A Associação Portuguesa de Editores e Livreiros (APEL) leu o documento, destacou “excertos relevantes”, e sublinhou alguns pontos. “Este parecer tem também particular relevância por balizar o que deve ser entendido por gratuitidade no ensino à luz da Constituição”, refere, em comunicado. A medida da tutela terá um impacto diferenciado: alunos com maiores dificuldades socioeconómicas não terão livros novos, alunos mais ricos terão acesso a toda a espécie de materiais pedagógicos. O que, realça, alarga o “fosso do sucesso escolar” entre famílias com maior ou menor rendimento.

A APEL concorda com as observações feitas pelos autores do parecer, partilha da ideia de que a reutilização dos livros escolares gera desigualdade social entre alunos e aumenta riscos de insucesso escolar. “Na perspetiva do reputado constitucionalista, esta é uma medida com diversas limitações e que merece ser repensada, considerando os diversos impactos a nível pedagógico, cultural, social, económico, tecnológico e financeiro.” Se o livro está no centro das aprendizagens, se a sua manipulação conduz a uma natural degradação, se há exercícios ou materiais de utilização única, a APEL subscreve que não devem ser colocadas restrições à livre utilização dos manuais, sob pena de se estar a impedir “sublinhados e anotações que muitos alunos fazem regularmente”.
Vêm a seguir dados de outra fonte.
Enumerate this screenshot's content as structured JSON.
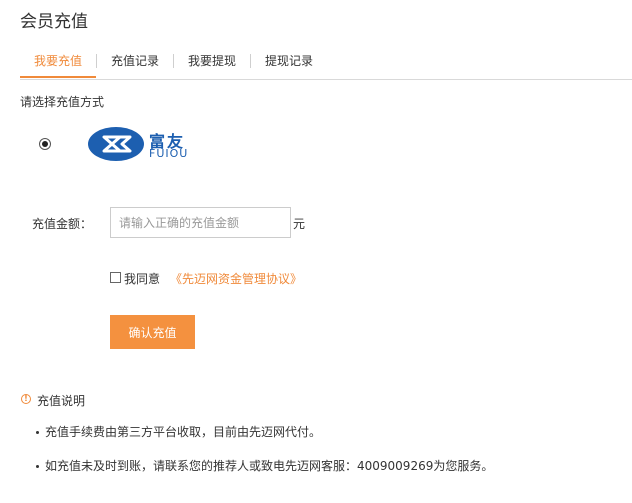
{
  "page": {
    "title": "会员充值"
  },
  "tabs": [
    {
      "label": "我要充值",
      "active": true
    },
    {
      "label": "充值记录",
      "active": false
    },
    {
      "label": "我要提现",
      "active": false
    },
    {
      "label": "提现记录",
      "active": false
    }
  ],
  "method": {
    "label": "请选择充值方式",
    "selected": true,
    "provider": {
      "cn": "富友",
      "en": "FUIOU",
      "icon": "fuiou-logo-icon",
      "color": "#1d5fb0"
    }
  },
  "amount": {
    "label": "充值金额：",
    "placeholder": "请输入正确的充值金额",
    "value": "",
    "unit": "元"
  },
  "agreement": {
    "checked": false,
    "text": "我同意",
    "link": "《先迈网资金管理协议》"
  },
  "confirm_label": "确认充值",
  "notes": {
    "title": "充值说明",
    "items": [
      "充值手续费由第三方平台收取，目前由先迈网代付。",
      "如充值未及时到账，请联系您的推荐人或致电先迈网客服：4009009269为您服务。"
    ]
  },
  "colors": {
    "accent": "#f08a3a",
    "button": "#f4913f",
    "brand": "#1d5fb0"
  }
}
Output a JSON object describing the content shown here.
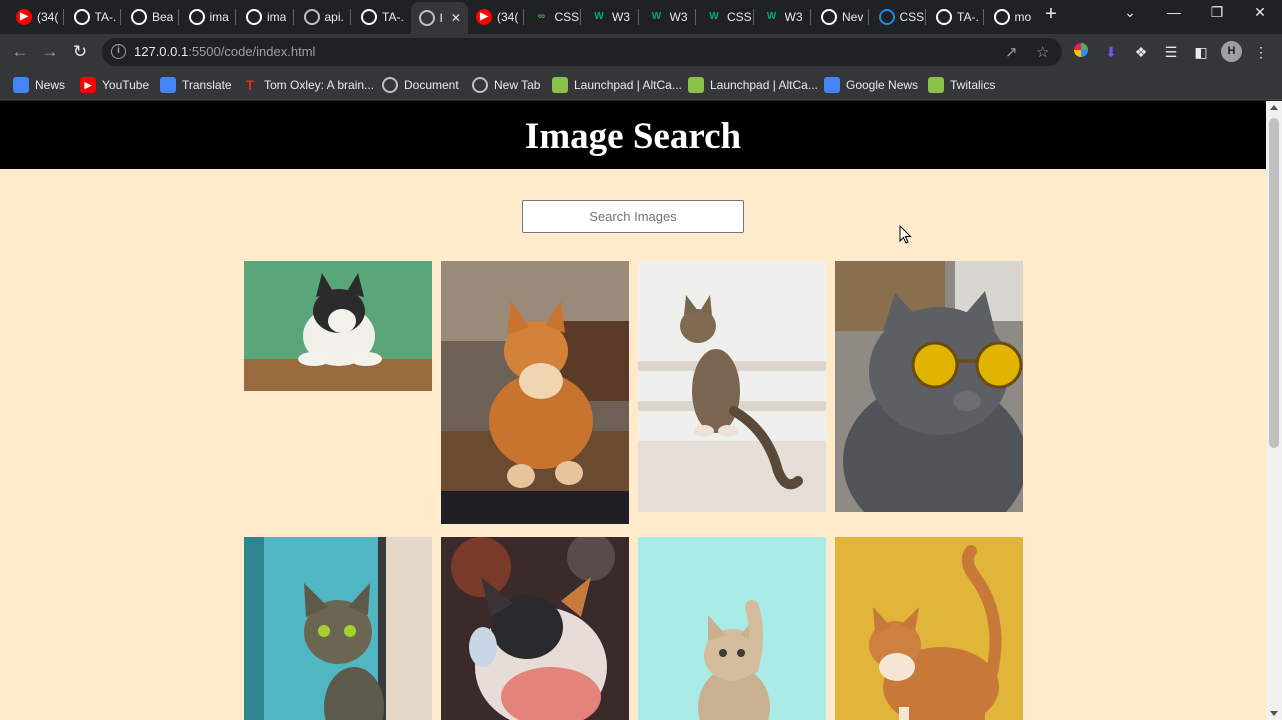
{
  "browser": {
    "tabs": [
      {
        "title": "(34(",
        "icon": "youtube-icon",
        "color": "#ff0000"
      },
      {
        "title": "TA-.",
        "icon": "github-icon",
        "color": "#ffffff"
      },
      {
        "title": "Bea",
        "icon": "document-icon",
        "color": "#ffffff"
      },
      {
        "title": "ima",
        "icon": "document-icon",
        "color": "#ffffff"
      },
      {
        "title": "ima",
        "icon": "document-icon",
        "color": "#ffffff"
      },
      {
        "title": "api.",
        "icon": "globe-icon",
        "color": "#bdc1c6"
      },
      {
        "title": "TA-.",
        "icon": "github-icon",
        "color": "#ffffff"
      },
      {
        "title": "I",
        "icon": "globe-icon",
        "color": "#bdc1c6",
        "active": true
      },
      {
        "title": "(34(",
        "icon": "youtube-icon",
        "color": "#ff0000"
      },
      {
        "title": "CSS",
        "icon": "css-icon",
        "color": "#4caf50"
      },
      {
        "title": "W3",
        "icon": "w3schools-icon",
        "color": "#04aa6d"
      },
      {
        "title": "W3",
        "icon": "w3schools-icon",
        "color": "#04aa6d"
      },
      {
        "title": "CSS",
        "icon": "w3schools-icon",
        "color": "#04aa6d"
      },
      {
        "title": "W3",
        "icon": "w3schools-icon",
        "color": "#04aa6d"
      },
      {
        "title": "Nev",
        "icon": "globe-icon",
        "color": "#ffffff"
      },
      {
        "title": "CSS",
        "icon": "loading-icon",
        "color": "#1e88e5"
      },
      {
        "title": "TA-.",
        "icon": "github-icon",
        "color": "#ffffff"
      },
      {
        "title": "mo",
        "icon": "google-icon",
        "color": "#ffffff"
      }
    ],
    "url": {
      "host": "127.0.0.1",
      "path": ":5500/code/index.html"
    },
    "avatar_letter": "H",
    "bookmarks": [
      {
        "label": "News",
        "icon": "google-news-icon",
        "color": "#4285f4"
      },
      {
        "label": "YouTube",
        "icon": "youtube-icon",
        "color": "#ff0000"
      },
      {
        "label": "Translate",
        "icon": "google-translate-icon",
        "color": "#4285f4"
      },
      {
        "label": "Tom Oxley: A brain...",
        "icon": "ted-icon",
        "color": "#e62b1e"
      },
      {
        "label": "Document",
        "icon": "globe-icon",
        "color": "#bdc1c6"
      },
      {
        "label": "New Tab",
        "icon": "globe-icon",
        "color": "#bdc1c6"
      },
      {
        "label": "Launchpad | AltCa...",
        "icon": "chart-icon",
        "color": "#8bc34a"
      },
      {
        "label": "Launchpad | AltCa...",
        "icon": "chart-icon",
        "color": "#8bc34a"
      },
      {
        "label": "Google News",
        "icon": "google-news-icon",
        "color": "#4285f4"
      },
      {
        "label": "Twitalics",
        "icon": "twitalics-icon",
        "color": "#8bc34a"
      }
    ]
  },
  "page": {
    "title": "Image Search",
    "search_placeholder": "Search Images",
    "background": "#ffebcc",
    "header_background": "#000000",
    "images": [
      {
        "name": "cat-green-background",
        "bg": "#5aa67a",
        "cat": "#2f2f2f"
      },
      {
        "name": "cat-orange-fluffy",
        "bg": "#8a7766",
        "cat": "#c8742f"
      },
      {
        "name": "cat-tabby-stairs",
        "bg": "#ececec",
        "cat": "#7a6650"
      },
      {
        "name": "cat-grey-sunglasses",
        "bg": "#8f8a84",
        "cat": "#5c5f63"
      },
      {
        "name": "cat-tabby-turquoise-door",
        "bg": "#4fb6c2",
        "cat": "#5c5a4a"
      },
      {
        "name": "cat-calico-red",
        "bg": "#3b2a2a",
        "cat": "#e8dcd8"
      },
      {
        "name": "cat-kitten-paw",
        "bg": "#a9ebe6",
        "cat": "#c9b090"
      },
      {
        "name": "cat-orange-yellow",
        "bg": "#e1b53a",
        "cat": "#c8793a"
      }
    ]
  }
}
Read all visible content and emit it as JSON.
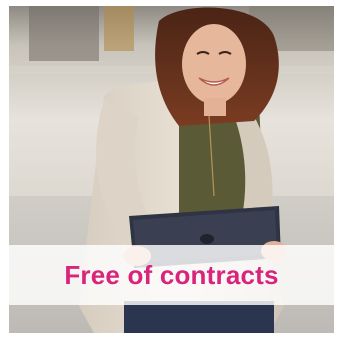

Há, por outro lado, o risco de associações que podem ser feitas por quem usa os manuais. “O constitucionalista acredita que os alunos podem mesmo chegar a relacionar o envelhecimento, degradação qualitativa e perda de dinamismo e inovação dos livros escolares com o próprio sistema de ensino, percecionando-o como um ‘empreendimento estático, ultrapassado, repetitivo, de baixo-custo, em segunda mão, recauchutado e empobrecido’.” Até porque, refere a APEL pelas palavras dos dois juristas, “no contexto de uma aprendizagem bem-sucedida, o manual escolar deveria ser pessoal e intransmissível”.

Há ainda o papel da indústria que a APEL representa. “Na opinião do constitucionalista, as editoras escolares possibilitam o surgimento de autores e contribuem para a produção intelectual e cultural nacional, potenciando o fortalecimento de uma economia do conhecimento. Além disso, defende que o mercado e a concorrência do setor livreiro funcionam a favor do direito fundamental à educação, disponibilizando livros escolares inovadores e de qualidade”, acrescenta no comunicado.